There’s a few types of stablecoins out there, broadly speaking divided into those with collateral of some kind and those without.
Those without tends to be called synthetic or algorithmic stablecoins. They might also be called a scam or a failure, or they are also known as seigniorage-style stablecoins, and these are not backed by collateral.
With no collateral providing underlying value, the value is attempted controlled through supply and demand algorithms and agreements. It’s easy to “fall in love” with this:
- It’s managed on-chain, making it look like a fairly clean implementation
- It doesn’t need to attract underlying collateral to begin operations, removing a lot of potential hassle
However, these types of unbacked stablecoins eventually always fail, because at some point you’ll get a “bank run“-type situation. And a bank run is bad enough for banks, whom are at least somewhat backed by collateral..

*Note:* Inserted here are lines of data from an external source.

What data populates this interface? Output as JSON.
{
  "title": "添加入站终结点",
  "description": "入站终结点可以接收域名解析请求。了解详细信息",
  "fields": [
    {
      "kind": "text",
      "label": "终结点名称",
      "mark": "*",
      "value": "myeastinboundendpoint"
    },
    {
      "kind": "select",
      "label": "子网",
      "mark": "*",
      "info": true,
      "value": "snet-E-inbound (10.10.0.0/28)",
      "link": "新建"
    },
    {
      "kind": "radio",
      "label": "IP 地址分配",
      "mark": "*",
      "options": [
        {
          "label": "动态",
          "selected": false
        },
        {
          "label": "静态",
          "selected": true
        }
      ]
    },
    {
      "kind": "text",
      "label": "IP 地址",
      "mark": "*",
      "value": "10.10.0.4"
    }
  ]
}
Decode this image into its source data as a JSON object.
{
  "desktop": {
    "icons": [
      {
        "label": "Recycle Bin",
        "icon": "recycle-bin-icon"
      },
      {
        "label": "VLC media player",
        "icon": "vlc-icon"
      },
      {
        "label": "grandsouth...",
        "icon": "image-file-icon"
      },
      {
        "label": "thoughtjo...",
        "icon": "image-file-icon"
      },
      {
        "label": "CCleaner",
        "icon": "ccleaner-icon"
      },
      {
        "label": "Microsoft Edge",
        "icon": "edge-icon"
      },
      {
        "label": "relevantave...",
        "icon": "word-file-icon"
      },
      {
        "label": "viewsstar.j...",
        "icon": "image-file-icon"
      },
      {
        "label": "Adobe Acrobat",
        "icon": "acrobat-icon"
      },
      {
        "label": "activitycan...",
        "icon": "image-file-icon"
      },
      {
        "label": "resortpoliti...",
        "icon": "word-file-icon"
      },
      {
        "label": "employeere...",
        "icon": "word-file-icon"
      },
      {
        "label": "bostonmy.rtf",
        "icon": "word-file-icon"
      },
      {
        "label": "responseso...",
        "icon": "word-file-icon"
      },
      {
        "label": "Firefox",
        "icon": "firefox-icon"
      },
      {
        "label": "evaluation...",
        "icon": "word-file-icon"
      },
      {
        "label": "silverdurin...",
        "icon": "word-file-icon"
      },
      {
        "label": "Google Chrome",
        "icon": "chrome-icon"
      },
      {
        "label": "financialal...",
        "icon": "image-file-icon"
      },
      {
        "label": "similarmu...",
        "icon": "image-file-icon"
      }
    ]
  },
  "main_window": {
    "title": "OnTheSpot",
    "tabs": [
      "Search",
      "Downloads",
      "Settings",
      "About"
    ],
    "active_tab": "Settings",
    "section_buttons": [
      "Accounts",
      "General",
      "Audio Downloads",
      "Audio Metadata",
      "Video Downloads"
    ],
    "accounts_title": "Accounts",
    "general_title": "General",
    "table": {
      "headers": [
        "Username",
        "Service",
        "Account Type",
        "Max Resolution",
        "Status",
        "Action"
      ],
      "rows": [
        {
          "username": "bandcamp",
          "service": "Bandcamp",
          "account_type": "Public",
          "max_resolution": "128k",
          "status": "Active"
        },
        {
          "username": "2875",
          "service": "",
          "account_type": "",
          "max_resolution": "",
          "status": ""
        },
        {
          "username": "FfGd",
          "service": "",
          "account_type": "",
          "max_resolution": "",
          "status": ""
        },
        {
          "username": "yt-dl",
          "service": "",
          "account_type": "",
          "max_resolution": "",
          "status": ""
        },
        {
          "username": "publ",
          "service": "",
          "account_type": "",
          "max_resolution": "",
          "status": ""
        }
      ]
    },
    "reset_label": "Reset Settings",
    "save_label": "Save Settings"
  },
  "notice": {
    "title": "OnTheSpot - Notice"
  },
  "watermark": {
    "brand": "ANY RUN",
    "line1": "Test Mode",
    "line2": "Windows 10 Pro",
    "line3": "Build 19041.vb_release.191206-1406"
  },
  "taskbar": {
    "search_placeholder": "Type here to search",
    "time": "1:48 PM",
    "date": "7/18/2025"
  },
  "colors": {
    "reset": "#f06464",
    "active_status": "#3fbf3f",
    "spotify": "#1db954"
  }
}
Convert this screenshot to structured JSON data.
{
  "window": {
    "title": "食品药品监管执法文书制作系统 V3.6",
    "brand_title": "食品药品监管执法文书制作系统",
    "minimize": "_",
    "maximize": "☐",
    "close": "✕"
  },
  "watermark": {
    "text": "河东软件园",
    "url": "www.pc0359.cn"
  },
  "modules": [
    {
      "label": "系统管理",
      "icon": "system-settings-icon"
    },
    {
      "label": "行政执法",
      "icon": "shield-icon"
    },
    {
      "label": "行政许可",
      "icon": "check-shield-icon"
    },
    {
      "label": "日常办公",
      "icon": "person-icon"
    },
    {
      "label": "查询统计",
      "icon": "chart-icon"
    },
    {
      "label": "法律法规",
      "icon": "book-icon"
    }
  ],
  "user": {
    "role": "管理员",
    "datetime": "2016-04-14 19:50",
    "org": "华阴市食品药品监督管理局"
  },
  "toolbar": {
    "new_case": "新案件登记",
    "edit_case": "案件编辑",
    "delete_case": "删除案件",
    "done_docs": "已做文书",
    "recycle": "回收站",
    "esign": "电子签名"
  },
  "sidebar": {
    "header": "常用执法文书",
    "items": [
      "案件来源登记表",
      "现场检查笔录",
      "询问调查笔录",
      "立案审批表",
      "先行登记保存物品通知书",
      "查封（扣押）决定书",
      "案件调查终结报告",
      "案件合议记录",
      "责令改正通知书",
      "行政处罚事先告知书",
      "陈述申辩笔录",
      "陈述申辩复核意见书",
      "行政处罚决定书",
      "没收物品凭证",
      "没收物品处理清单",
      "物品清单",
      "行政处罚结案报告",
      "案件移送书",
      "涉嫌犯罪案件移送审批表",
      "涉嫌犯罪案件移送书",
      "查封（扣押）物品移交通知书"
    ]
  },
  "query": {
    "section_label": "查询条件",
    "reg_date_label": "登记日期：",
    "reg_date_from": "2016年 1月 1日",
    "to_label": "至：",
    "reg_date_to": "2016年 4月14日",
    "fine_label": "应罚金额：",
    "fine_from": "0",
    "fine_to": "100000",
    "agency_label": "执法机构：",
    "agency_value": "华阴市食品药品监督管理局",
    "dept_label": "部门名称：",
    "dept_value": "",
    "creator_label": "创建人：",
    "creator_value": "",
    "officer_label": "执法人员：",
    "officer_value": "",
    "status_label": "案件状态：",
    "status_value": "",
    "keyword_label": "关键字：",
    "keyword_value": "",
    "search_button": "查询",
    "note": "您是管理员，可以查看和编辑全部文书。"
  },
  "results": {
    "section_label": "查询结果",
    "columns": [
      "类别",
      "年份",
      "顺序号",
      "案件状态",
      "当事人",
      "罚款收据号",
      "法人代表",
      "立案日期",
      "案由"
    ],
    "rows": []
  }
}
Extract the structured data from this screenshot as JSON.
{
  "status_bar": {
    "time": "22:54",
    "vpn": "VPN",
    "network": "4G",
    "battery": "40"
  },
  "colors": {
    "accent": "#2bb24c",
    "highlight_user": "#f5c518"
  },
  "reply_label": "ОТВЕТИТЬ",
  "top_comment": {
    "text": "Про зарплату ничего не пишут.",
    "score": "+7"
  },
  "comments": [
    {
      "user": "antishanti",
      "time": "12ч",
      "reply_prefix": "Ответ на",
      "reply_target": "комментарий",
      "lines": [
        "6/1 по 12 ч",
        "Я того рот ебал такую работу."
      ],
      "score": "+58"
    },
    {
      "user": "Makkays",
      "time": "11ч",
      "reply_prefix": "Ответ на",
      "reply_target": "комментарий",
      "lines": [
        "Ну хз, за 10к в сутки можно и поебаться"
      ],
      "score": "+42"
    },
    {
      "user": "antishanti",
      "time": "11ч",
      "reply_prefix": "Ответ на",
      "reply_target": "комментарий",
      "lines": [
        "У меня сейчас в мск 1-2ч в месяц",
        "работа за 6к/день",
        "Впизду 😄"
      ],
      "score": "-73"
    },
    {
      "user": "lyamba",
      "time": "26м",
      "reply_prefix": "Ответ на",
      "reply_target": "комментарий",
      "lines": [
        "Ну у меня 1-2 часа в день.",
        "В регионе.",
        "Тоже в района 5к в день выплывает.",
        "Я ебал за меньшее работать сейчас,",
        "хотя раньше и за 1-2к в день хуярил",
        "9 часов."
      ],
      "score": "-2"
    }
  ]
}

Do we therefor always need to back stablecoins with fiat? No, you can back it with any collateral, but the collateral should itself be of a certain minimum quality, ideally measured through high utility and low volatility. MakerDAO is/was mainly backed by volatile cryptocurrencies as collateral, and onboarded other types of collateral like USDC to help diversify.
I’d argue other types of real world assets, metals and the likes, things that participate in the real economy, provide some of the best collateral available. That’s what we should look to onboard.